I find it increasingly irritating that modern browsers insist on complaining more or less annoyingly about http:// URLS or websites with self-signed certificates, and that there is no easy way of turning these complaints off. There is really no need for SSL or TLS for various utility pages inside my home network, and yet without SSL with a valid certificate there is this constant annoyance.
So I have been looking into getting a valid certificate for my home network, and the only way that makes sense is to somehow get Let’s Encrypt to work inside my LAN. Everything else is way too expensive.
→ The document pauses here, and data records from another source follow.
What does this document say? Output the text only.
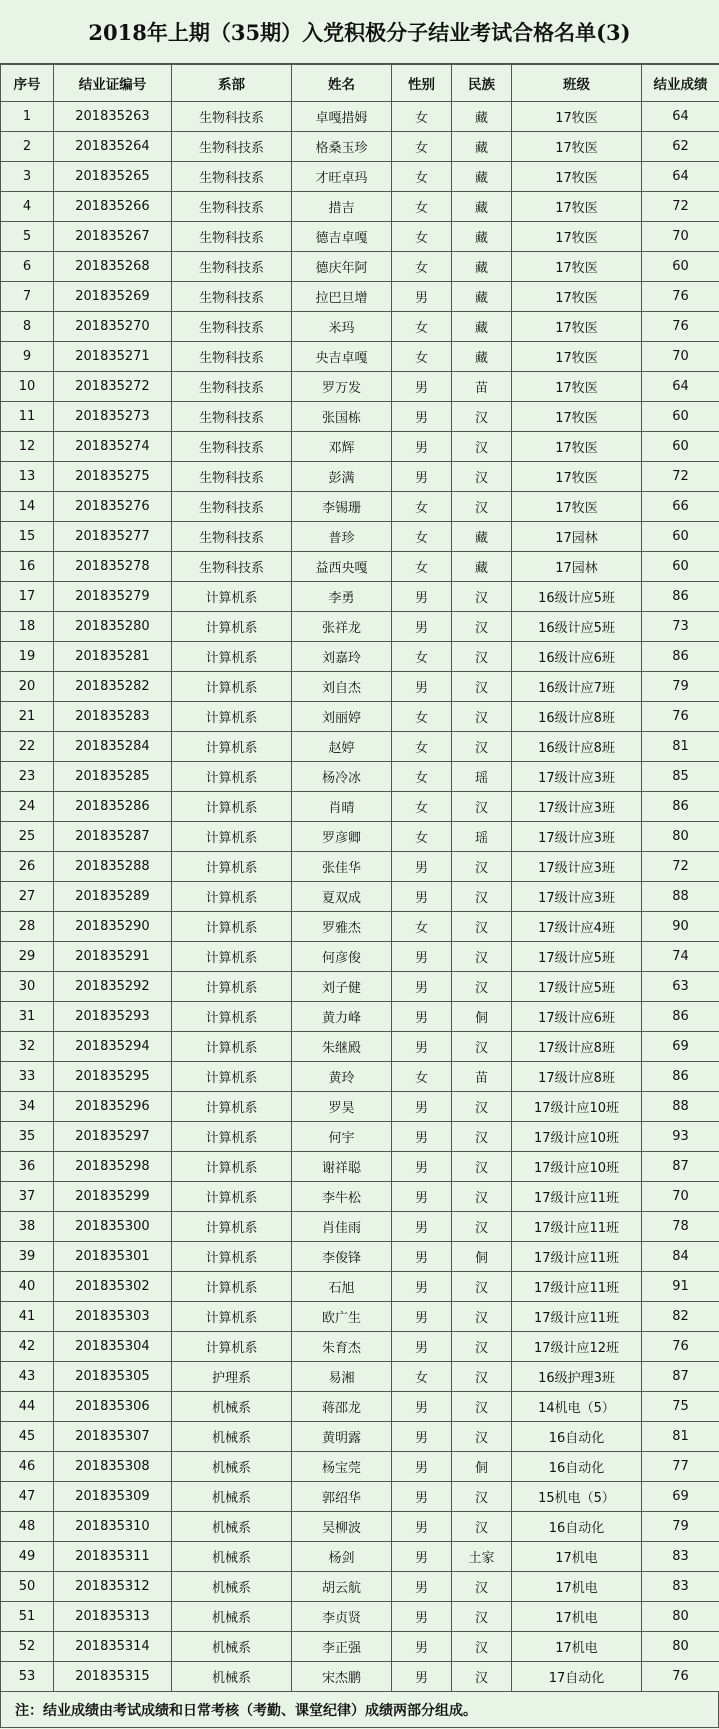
2018年上期（35期）入党积极分子结业考试合格名单(3)
序号	结业证编号	系部	姓名	性别	民族	班级	结业成绩
1	201835263	生物科技系	卓嘎措姆	女	藏	17牧医	64
2	201835264	生物科技系	格桑玉珍	女	藏	17牧医	62
3	201835265	生物科技系	才旺卓玛	女	藏	17牧医	64
4	201835266	生物科技系	措吉	女	藏	17牧医	72
5	201835267	生物科技系	德吉卓嘎	女	藏	17牧医	70
6	201835268	生物科技系	德庆年阿	女	藏	17牧医	60
7	201835269	生物科技系	拉巴旦增	男	藏	17牧医	76
8	201835270	生物科技系	米玛	女	藏	17牧医	76
9	201835271	生物科技系	央吉卓嘎	女	藏	17牧医	70
10	201835272	生物科技系	罗万发	男	苗	17牧医	64
11	201835273	生物科技系	张国栋	男	汉	17牧医	60
12	201835274	生物科技系	邓辉	男	汉	17牧医	60
13	201835275	生物科技系	彭满	男	汉	17牧医	72
14	201835276	生物科技系	李锡珊	女	汉	17牧医	66
15	201835277	生物科技系	普珍	女	藏	17园林	60
16	201835278	生物科技系	益西央嘎	女	藏	17园林	60
17	201835279	计算机系	李勇	男	汉	16级计应5班	86
18	201835280	计算机系	张祥龙	男	汉	16级计应5班	73
19	201835281	计算机系	刘嘉玲	女	汉	16级计应6班	86
20	201835282	计算机系	刘自杰	男	汉	16级计应7班	79
21	201835283	计算机系	刘丽婷	女	汉	16级计应8班	76
22	201835284	计算机系	赵婷	女	汉	16级计应8班	81
23	201835285	计算机系	杨冷冰	女	瑶	17级计应3班	85
24	201835286	计算机系	肖晴	女	汉	17级计应3班	86
25	201835287	计算机系	罗彦卿	女	瑶	17级计应3班	80
26	201835288	计算机系	张佳华	男	汉	17级计应3班	72
27	201835289	计算机系	夏双成	男	汉	17级计应3班	88
28	201835290	计算机系	罗雅杰	女	汉	17级计应4班	90
29	201835291	计算机系	何彦俊	男	汉	17级计应5班	74
30	201835292	计算机系	刘子健	男	汉	17级计应5班	63
31	201835293	计算机系	黄力峰	男	侗	17级计应6班	86
32	201835294	计算机系	朱继殿	男	汉	17级计应8班	69
33	201835295	计算机系	黄玲	女	苗	17级计应8班	86
34	201835296	计算机系	罗昊	男	汉	17级计应10班	88
35	201835297	计算机系	何宇	男	汉	17级计应10班	93
36	201835298	计算机系	谢祥聪	男	汉	17级计应10班	87
37	201835299	计算机系	李牛松	男	汉	17级计应11班	70
38	201835300	计算机系	肖佳雨	男	汉	17级计应11班	78
39	201835301	计算机系	李俊锋	男	侗	17级计应11班	84
40	201835302	计算机系	石旭	男	汉	17级计应11班	91
41	201835303	计算机系	欧广生	男	汉	17级计应11班	82
42	201835304	计算机系	朱育杰	男	汉	17级计应12班	76
43	201835305	护理系	易湘	女	汉	16级护理3班	87
44	201835306	机械系	蒋邵龙	男	汉	14机电（5）	75
45	201835307	机械系	黄明露	男	汉	16自动化	81
46	201835308	机械系	杨宝莞	男	侗	16自动化	77
47	201835309	机械系	郭绍华	男	汉	15机电（5）	69
48	201835310	机械系	吴柳波	男	汉	16自动化	79
49	201835311	机械系	杨剑	男	土家	17机电	83
50	201835312	机械系	胡云航	男	汉	17机电	83
51	201835313	机械系	李贞贤	男	汉	17机电	80
52	201835314	机械系	李正强	男	汉	17机电	80
53	201835315	机械系	宋杰鹏	男	汉	17自动化	76
注：结业成绩由考试成绩和日常考核（考勤、课堂纪律）成绩两部分组成。
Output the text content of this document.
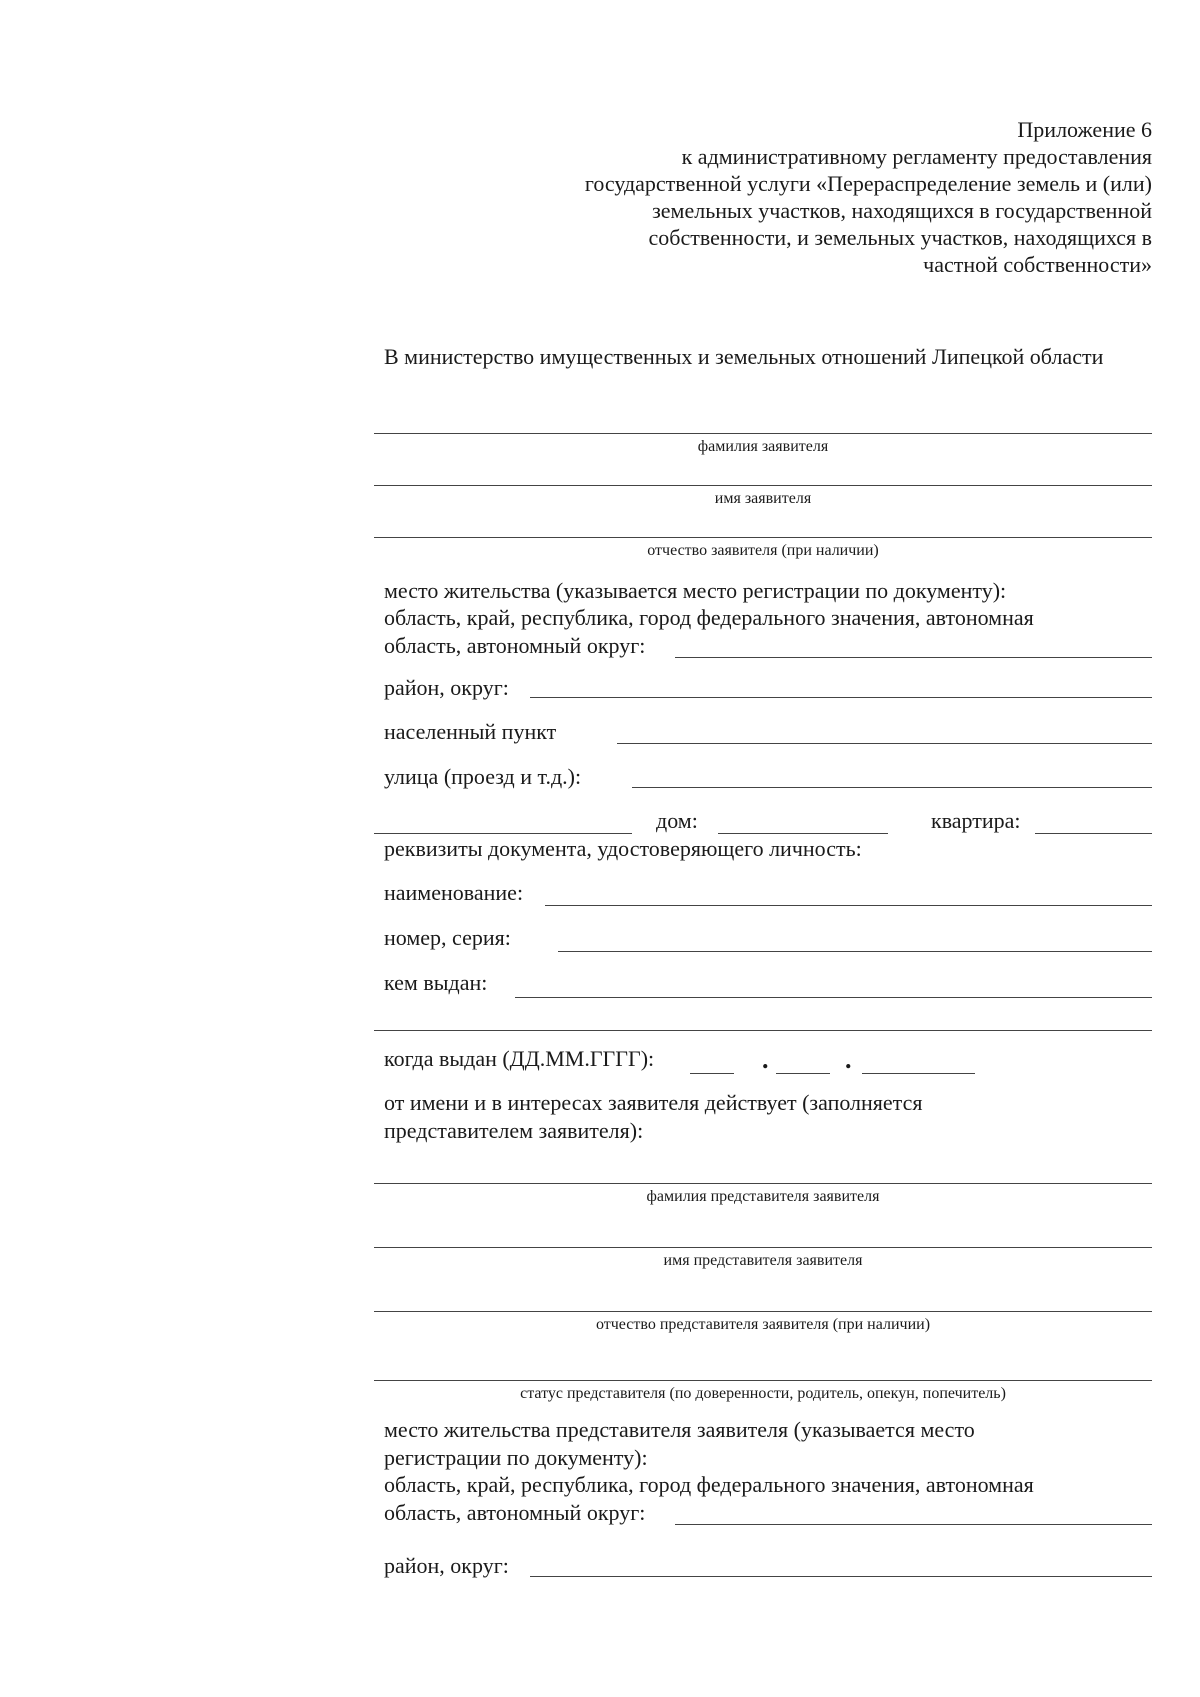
Приложение 6
к административному регламенту предоставления
государственной услуги «Перераспределение земель и (или)
земельных участков, находящихся в государственной
собственности, и земельных участков, находящихся в
частной собственности»
В министерство имущественных и земельных отношений Липецкой области
фамилия заявителя
имя заявителя
отчество заявителя (при наличии)
место жительства (указывается место регистрации по документу):
область, край, республика, город федерального значения, автономная
область, автономный округ:
район, округ:
населенный пункт
улица (проезд и т.д.):
дом:	квартира:
реквизиты документа, удостоверяющего личность:
наименование:
номер, серия:
кем выдан:
когда выдан (ДД.ММ.ГГГГ):	.	.
от имени и в интересах заявителя действует (заполняется
представителем заявителя):
фамилия представителя заявителя
имя представителя заявителя
отчество представителя заявителя (при наличии)
статус представителя (по доверенности, родитель, опекун, попечитель)
место жительства представителя заявителя (указывается место
регистрации по документу):
oбласть, край, республика, город федерального значения, автономная
область, автономный округ:
район, округ:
On the face of it the problem is that all of the authentication methods supported by Let’s Encrypt require the use of an official domain name with publicly reachable DNS and/or a publicly reachable website. I do have my domain doulos.at, but I really don’t want to put all my internal addresses into public DNS — most DNS service providers to not support private range addresses anyway.
So, here is what I came up with:
Every internal host which needs a certificate gets a name in the doulos.at domain, and a CNAME entry in the public DNS for doulos.at, pointing at the server this blog is running on. The names of these hosts are added to the Let’s Encrypt certificate for this server; to authenticate them using the Certbot Apache plugin the names point to a simple placeholder vhost on this server.
In my home network I run dnsmasq as my nameserver which allows me to create CNAME entries for these hosts pointing to the internal hostnames for these hosts.
Because the Let’s Encrypt certificates expire after a relatively short time and need to be renewed, I also have a cron job which checks whether the certificates have been renewed (by checking the MD5 sum of the certificate file), and if so, copies the new certificates to my internal server and restarts Apache or Webmin.